Freelance journalist with a passion for theatre, the arts, food and books.
Witty Social Commentary On Jewish Family In New York
Promotion of this tantalising American play has focussed heavily on its hilarity, giving a nod to high praise from the New York Times as "the best comedy of the season" when it first surfaced in 2012.
But while it's a fine, thought-provoking piece of theatre, Bad Jews emerges itself in dark wit rather than laugh a minute antics and demonstrates the real differences in comedy between America and Britain.
A family death spills out into angry confrontations in Bad Jews starring left to right Antonia Kinlay, Daniel Boyd and Ailsa Joy
It's a bolshy and, at times, angry piece of work, laying bare the extremes of religious belief and culture within one Jewish family following the death of a much-loved grandfather and Holocaust survivor.

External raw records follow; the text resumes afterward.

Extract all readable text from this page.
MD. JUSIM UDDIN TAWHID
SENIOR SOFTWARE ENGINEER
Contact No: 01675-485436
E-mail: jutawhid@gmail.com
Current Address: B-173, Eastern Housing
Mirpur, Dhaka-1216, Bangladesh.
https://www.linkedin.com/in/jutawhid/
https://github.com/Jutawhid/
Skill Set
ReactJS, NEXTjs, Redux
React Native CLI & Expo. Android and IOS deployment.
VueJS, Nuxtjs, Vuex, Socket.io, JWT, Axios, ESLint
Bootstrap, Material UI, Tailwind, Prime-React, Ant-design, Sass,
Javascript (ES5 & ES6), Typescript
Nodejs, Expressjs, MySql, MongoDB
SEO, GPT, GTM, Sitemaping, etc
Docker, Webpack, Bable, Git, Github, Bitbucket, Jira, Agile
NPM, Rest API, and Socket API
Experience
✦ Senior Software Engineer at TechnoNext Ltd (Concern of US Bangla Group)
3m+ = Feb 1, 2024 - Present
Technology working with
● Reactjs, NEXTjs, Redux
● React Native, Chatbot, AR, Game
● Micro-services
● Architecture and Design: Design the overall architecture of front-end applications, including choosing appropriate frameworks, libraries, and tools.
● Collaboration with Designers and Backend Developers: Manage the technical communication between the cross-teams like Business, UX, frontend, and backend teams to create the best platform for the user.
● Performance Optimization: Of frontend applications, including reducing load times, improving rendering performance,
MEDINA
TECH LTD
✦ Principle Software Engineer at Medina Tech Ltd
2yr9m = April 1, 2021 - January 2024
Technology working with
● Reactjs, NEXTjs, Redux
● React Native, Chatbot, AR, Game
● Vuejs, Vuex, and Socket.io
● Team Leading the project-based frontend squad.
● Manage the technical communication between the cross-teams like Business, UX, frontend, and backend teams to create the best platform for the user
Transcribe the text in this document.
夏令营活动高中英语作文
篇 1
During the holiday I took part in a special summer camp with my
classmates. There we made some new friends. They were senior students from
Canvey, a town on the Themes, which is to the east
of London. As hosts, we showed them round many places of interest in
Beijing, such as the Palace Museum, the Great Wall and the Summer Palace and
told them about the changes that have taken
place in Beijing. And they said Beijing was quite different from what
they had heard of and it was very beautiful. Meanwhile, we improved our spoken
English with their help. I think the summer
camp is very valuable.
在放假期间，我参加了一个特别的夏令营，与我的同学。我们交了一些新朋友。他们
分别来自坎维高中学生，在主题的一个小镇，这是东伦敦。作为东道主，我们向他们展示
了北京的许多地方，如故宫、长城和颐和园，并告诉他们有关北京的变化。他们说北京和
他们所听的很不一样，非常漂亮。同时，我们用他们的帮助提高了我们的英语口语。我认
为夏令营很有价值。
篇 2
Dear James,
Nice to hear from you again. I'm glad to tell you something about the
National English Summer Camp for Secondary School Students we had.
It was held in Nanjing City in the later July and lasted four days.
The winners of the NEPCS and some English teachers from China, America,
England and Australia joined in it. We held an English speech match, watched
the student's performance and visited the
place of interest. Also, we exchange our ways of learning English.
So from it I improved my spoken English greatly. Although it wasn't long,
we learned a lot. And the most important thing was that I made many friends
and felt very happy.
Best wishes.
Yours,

This Off-Broadway hit by Joshua Harmon transferred over to the UK last year to Theatre Royal Bath and now tours the UK after a stint in London's West End. I caught it at Malvern Theatres in Worcestershire before it heads off to London's Richmond Theatre in November.
At only 1h 40 minutes long, it has no interval but seems to fly by despite an initial slow start. It picks up from a third of the way into the production as the small strong cast of four - three cousins and a fiance - come to blows over a treasured family heirloom and who deserves it the most.
Ailsa Joy gives a strong performance as headstrong Daphna
Ailsa Joy as the manipulative, over-bearing and fanatically religious Daphna is superb with her long rants and sarcasm, while an excellent Daniel Boyd plays her cousin Liam at the other extreme of the religious spectrum, but just as enranged.
Caught in the middle are Liam's non-Jewish girlfriend Melody (Antonia Kinlay) and brother Jonah (Jos Slovick).
Wit, sentimentality and anger in Bad Jews.
Don't get me wrong, there's some wonderfully witty moments in this play but its assets are its clever, memorable lines and sentimentality.
Bad Jews is ultimately a social commentary on religion, legacy and judaism in 21st Century America that will leave you with plenty of food for thought.